Many of the eagles live for several decades in this nurturing captivity. Volta (dumb-struck by electricity as a youth) is now 35. His broken wing was beyond repair.
The eagle (ch’aak in Tlingit) is a clan symbol, or a moiety—hereditary half—of Tlingit and Haida societies.
The raven is a sassy, smart, and, seemingly, kind of indignant personality. They certainly are mischievous. Their black bodice and coal-black eyes are common in most Alaskan villages. They can steal food with a deftness that might startle the finest of burglars, some as competent as the legendary Bilbo Baggins. But then, there are no recent reports of dragons in this 49th state, though First Nation Peoples honor the sisiutl, the double-headed serpent of the deep ocean.
Meanwhile, the center shelters six different types of raptors: owls, hawks, falcons, osprey and kites as well as the noble eagle. I’m proud to say that our Columbia-Pacific homeland is also safe habitat to all these individual raptors.
Shelters on the Columbia-Pacific
Humanity claims its prisoners. Pacific and Clatsop counties have three fine animal shelters. The Wildlife Center of the North Coast administers to avians. All three are well maintained and volunteers throw heart and soul into the wounded and abandoned birds and animals.
From Seaview to the northern tip of the Long Beach Peninsula, I’ve spotted a number of Peregrine falcons. I even knew falconers who raised the raptors they trapped at Ledbetter State Park. Their relationship with the birds were tight. Oh, how they loved the grace of the Peregrine’s freefall at 200 miles per hour. Imagine the impact of such velocity, their ability to stop on a dime.
A harsh winter often flushes out the famous pure-white Snowy owl who migrates out of the ice lands further north when the weather turns severe. Of course, the owl’s close cousins are common place to the backwoods of the Columbia-Pacific terrain. To mention a few: the Great Horned, Barn, Boreal, Saw-whet, and the infamous Northern Spotted owl.
At home, a particular brand of wariness seems common to our raptors. In Alaska, they can practically drop at your feet, especially if fish flesh is involved. I recently saw a dozen tangle just a couple of yards away, where deckhands were cleaning salmon.
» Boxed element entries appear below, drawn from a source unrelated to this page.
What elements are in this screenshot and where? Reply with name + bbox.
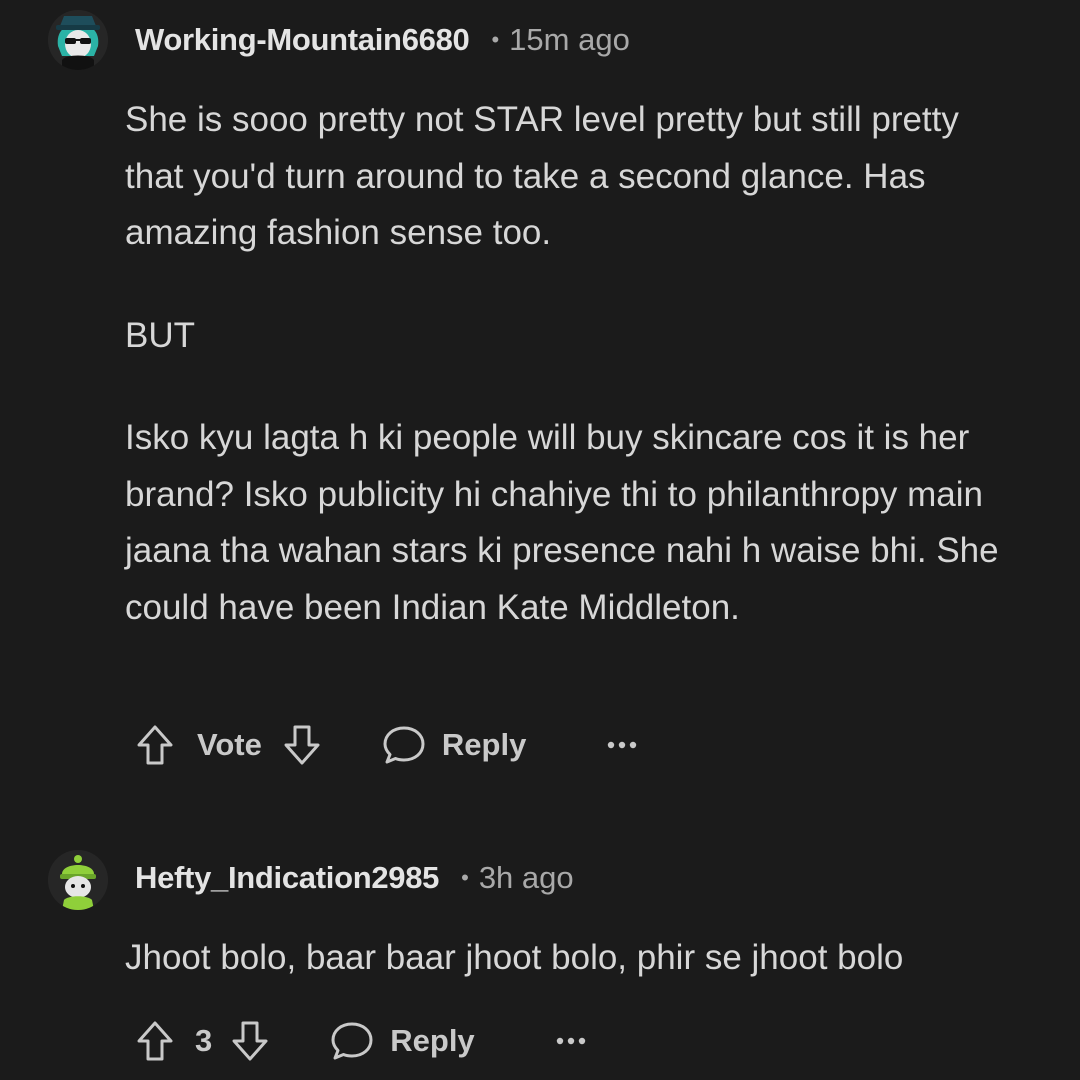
- reply-label: Reply: [441, 727, 527, 762]
- comment-meta: Hefty_Indication2985 • 3h ago: [135, 860, 574, 896]
- comment-meta: Working-Mountain6680 • 15m ago: [135, 22, 630, 58]
- upvote-icon: [137, 1021, 173, 1061]
- comment-paragraph: BUT: [125, 315, 195, 355]
- comment-paragraph: Isko kyu lagta h ki people will buy skin…: [125, 418, 999, 627]
- more-options-icon: [608, 741, 637, 749]
- chat-bubble-icon: [383, 726, 425, 764]
- username-link[interactable]: Working-Mountain6680: [135, 22, 470, 58]
- comment-actions: Vote Reply: [135, 720, 638, 770]
- separator-dot: •: [491, 27, 500, 52]
- more-options-button[interactable]: [606, 740, 638, 750]
- username-link[interactable]: Hefty_Indication2985: [135, 860, 439, 896]
- user-avatar[interactable]: [48, 10, 108, 70]
- comment-paragraph: She is sooo pretty not STAR level pretty…: [125, 100, 959, 252]
- reply-button[interactable]: Reply: [330, 1020, 475, 1062]
- chat-bubble-icon: [331, 1022, 373, 1060]
- comment-actions: 3 Reply: [135, 1016, 587, 1066]
- upvote-button[interactable]: [135, 723, 175, 767]
- downvote-icon: [284, 725, 320, 765]
- more-options-button[interactable]: [555, 1036, 587, 1046]
- user-avatar[interactable]: [48, 850, 108, 910]
- avatar-teal-hair-sunglasses-icon: [48, 10, 108, 70]
- comment-body: Jhoot bolo, baar baar jhoot bolo, phir s…: [125, 930, 1025, 987]
- more-options-icon: [556, 1037, 585, 1045]
- reply-label: Reply: [390, 1023, 475, 1058]
- avatar-green-beanie-icon: [48, 850, 108, 910]
- separator-dot: •: [461, 865, 469, 890]
- reply-button[interactable]: Reply: [382, 724, 526, 766]
- upvote-button[interactable]: [135, 1019, 175, 1063]
- downvote-button[interactable]: [230, 1019, 270, 1063]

But the greatest joy must be in the autumn when the salmon are returning to home waters. Out of Yakutat, I saw a huge eagle drag a 30-pound salmon onto the shore after swimming a half-mile with the Chinook trapped in its talons.
From Astoria, British Columbia and into Alaska, we pay homage to our winged friends. Raptors live along waterways and penetrate the lush green glades. They lounge on limbs and telephone poles. As their spirits seem to do, they rise thousands of feet into the pale blue sky, seemingly, without effort. Above all else, we celebrate their freedom.